Field Notes

"Thought leadership" sounds like a Malcolm Gladwell fever dream

"Thought leadership" sounds like a Malcolm Gladwell fever dream.

What we're really talking about is critical thinking in public.

Analyzing where things are going, showing your work, and being willing to be wrong in front of everyone.

The act of preparing to say something publicly forces you to deeply understand it first.

When you know huge swaths of peers will read your take, you probably (and I definitely) don't want to phone in half-formed opinions.

The real work happens when you're staring uncomfortably at a blank screen, trying to articulate why that trend matters, or what that new strategy really means. You need to translate a complex reality into something digestible and it turns out, that's actually a large part of your job anyway.

That discomfort is the point.

This is why outsourcing your thinking to an LLM completely defeats the purpose.

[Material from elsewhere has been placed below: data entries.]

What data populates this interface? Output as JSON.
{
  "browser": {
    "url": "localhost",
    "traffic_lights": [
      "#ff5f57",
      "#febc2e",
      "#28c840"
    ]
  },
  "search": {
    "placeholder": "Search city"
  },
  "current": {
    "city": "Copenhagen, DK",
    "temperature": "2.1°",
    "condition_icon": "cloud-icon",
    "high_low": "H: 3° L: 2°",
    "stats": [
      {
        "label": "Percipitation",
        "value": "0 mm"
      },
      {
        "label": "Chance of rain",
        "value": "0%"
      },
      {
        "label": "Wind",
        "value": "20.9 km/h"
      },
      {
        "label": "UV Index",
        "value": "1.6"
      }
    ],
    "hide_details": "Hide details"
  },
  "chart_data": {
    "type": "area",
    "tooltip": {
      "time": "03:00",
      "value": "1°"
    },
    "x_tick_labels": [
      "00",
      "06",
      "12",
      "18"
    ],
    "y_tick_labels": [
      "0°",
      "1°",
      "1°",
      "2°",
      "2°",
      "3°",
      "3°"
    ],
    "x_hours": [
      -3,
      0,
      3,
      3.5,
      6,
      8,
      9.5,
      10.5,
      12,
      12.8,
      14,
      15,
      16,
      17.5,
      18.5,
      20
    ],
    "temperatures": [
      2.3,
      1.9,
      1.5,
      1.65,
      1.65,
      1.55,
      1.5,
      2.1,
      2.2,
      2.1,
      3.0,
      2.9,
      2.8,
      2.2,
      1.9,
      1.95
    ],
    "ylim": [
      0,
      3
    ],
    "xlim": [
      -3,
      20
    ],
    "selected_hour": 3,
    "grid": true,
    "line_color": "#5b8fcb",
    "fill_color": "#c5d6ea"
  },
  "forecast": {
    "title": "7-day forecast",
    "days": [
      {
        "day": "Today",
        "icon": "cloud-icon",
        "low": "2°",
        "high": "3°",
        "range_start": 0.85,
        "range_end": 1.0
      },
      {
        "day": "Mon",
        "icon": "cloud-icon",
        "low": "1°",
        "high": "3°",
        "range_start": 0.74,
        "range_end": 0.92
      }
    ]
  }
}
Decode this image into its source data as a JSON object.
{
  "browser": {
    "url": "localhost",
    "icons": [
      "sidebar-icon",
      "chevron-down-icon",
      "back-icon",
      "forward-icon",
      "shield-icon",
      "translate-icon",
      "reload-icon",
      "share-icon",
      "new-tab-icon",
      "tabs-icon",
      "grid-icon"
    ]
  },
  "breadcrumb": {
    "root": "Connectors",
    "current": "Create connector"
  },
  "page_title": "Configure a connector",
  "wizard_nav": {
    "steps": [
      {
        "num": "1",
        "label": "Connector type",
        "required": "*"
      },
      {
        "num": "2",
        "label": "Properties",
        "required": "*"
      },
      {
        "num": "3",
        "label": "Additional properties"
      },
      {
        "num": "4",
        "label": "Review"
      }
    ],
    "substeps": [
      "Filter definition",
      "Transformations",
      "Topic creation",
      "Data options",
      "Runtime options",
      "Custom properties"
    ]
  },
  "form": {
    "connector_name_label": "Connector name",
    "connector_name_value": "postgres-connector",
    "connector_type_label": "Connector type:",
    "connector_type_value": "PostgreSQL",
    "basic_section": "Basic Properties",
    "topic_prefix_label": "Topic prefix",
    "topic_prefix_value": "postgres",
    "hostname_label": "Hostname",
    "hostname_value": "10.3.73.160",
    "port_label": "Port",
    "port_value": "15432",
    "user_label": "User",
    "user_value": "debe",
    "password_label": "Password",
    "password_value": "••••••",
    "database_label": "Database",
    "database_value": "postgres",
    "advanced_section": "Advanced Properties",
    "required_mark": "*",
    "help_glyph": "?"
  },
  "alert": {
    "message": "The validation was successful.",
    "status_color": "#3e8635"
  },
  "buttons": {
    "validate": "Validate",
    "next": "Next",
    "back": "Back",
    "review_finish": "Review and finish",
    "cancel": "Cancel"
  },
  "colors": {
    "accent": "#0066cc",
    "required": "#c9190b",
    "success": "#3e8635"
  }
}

Sure, I could prompt it to generate "5 Tips for AI Governance" in some terrible approximation of my style.

But I'd learn nothing AND be doomed to being a generic and average voice. Bleh.

That's not very thought leadery!

Writing publicly is forced reflection.

It's the difference between knowing something well enough to sound smart versus knowing it well enough to make others smarter.

The performative aspect that gets criticized?

That's the feature, not the bug (just like prompt injection!).

The pressure of public accountability transforms fuzzy thoughts into clear principles.

After a year of consistent writing, I can feel my thinking and communication getting sharper. When I'm in meetings or talking to boards, I have better mental models for explaining complex topics because I've already done the work of making them clear in my own head first.

The value isn't in the content.

It's in becoming the person who could write it.